Exercise 2 (Homework 5).
(Turing machines)
Equivalent models of Turing machines
A computation model is Turing-complete if it can be used to compute every Turing-computable function.
- Show that every partial function computable on a Turing machine with k tapes can be computed on a Turing machine with only 1 tape.
- Show that every partial function computable on a nondeterministic Turing machine can be computed on a deterministic Turing machine.
- Consider the following variation of PDAs: one that has two stacks instead of just one. Transitions then depend on the current state and on the top symbol of each stack. At each step, the automaton can remove the top element from either stack or push new symbols onto them. Such a machine can be used to compute functions: at the start of the computation, one of the stacks contains the input, and at the end, the output is left on a stack.
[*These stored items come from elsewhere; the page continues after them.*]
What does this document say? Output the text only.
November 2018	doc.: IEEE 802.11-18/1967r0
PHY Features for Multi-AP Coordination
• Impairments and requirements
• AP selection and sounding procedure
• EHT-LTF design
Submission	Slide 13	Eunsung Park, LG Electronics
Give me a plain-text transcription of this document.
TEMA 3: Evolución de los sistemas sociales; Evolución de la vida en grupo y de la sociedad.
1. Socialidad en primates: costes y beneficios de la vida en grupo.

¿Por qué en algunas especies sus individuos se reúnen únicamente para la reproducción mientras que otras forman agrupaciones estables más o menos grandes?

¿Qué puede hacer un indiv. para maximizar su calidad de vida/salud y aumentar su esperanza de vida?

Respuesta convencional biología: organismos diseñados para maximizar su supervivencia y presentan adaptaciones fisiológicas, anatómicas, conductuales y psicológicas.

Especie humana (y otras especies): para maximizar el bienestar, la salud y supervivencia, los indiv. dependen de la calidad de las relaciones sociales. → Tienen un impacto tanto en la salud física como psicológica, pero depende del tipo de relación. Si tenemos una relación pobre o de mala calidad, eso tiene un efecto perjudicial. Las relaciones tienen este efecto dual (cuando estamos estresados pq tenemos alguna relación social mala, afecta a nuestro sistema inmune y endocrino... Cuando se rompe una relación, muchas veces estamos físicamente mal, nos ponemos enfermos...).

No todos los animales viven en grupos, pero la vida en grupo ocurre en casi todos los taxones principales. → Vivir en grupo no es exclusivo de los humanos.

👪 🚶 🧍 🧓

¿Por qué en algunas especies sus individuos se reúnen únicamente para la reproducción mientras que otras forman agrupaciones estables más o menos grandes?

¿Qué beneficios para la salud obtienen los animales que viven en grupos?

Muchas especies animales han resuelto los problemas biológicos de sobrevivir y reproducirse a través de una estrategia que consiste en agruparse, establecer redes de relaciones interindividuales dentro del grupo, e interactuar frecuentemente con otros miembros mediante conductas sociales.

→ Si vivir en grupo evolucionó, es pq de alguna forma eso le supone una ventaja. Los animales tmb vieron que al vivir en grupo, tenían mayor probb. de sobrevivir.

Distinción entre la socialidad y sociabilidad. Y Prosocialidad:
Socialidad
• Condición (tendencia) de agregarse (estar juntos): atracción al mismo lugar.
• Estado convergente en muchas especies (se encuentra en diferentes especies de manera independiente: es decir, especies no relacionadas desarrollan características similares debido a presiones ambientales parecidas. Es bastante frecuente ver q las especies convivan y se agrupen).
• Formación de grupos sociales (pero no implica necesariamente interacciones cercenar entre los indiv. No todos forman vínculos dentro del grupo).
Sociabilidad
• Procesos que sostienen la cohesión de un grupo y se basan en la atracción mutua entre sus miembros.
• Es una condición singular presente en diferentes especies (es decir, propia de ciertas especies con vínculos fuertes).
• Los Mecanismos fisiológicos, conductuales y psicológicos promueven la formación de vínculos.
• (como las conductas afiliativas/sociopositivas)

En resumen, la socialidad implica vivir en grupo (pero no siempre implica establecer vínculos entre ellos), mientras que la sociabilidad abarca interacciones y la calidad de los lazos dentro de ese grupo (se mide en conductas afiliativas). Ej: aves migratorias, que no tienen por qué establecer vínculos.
Show that every Turing-computable function can be computed with this 2-stack version of PDAs.
- Consider the following variation of PDAs: one that has a queue instead of a stack. Transitions depend on the current state and on the first element of the queue. At each step, the first element of the queue can be removed and new elements can be added at the end. Such a machine can be used to compute functions: at the start of the computation, the queue contains the input, and at the end, the output is left on the queue. Show that every Turing-computable function can be computed with this queue version of PDAs.
Tip
To show that a certain computational model is Turing-complete, it is enough to show how to simulate the behaviour of a Turing machine. For this exercise there is no need to give a very detailed description of the simulations. Just the general idea is enough.
Computable functions
Recall that a partial function f : \mathbb N^k \to \mathbb N is (Turing-)computable if there exists a Turing machine M_f s.t.
- if f(x_1,\dots,x_k) is defined, then, on input (x_1,\dots,x_k) the machine M_f terminates and the value f(x_1,\dots,x_k) is written in the memory;
- if f(x_1,\dots,x_k) is not defined, the machine M_f does not terminate on input (x_1,\dots,x_k).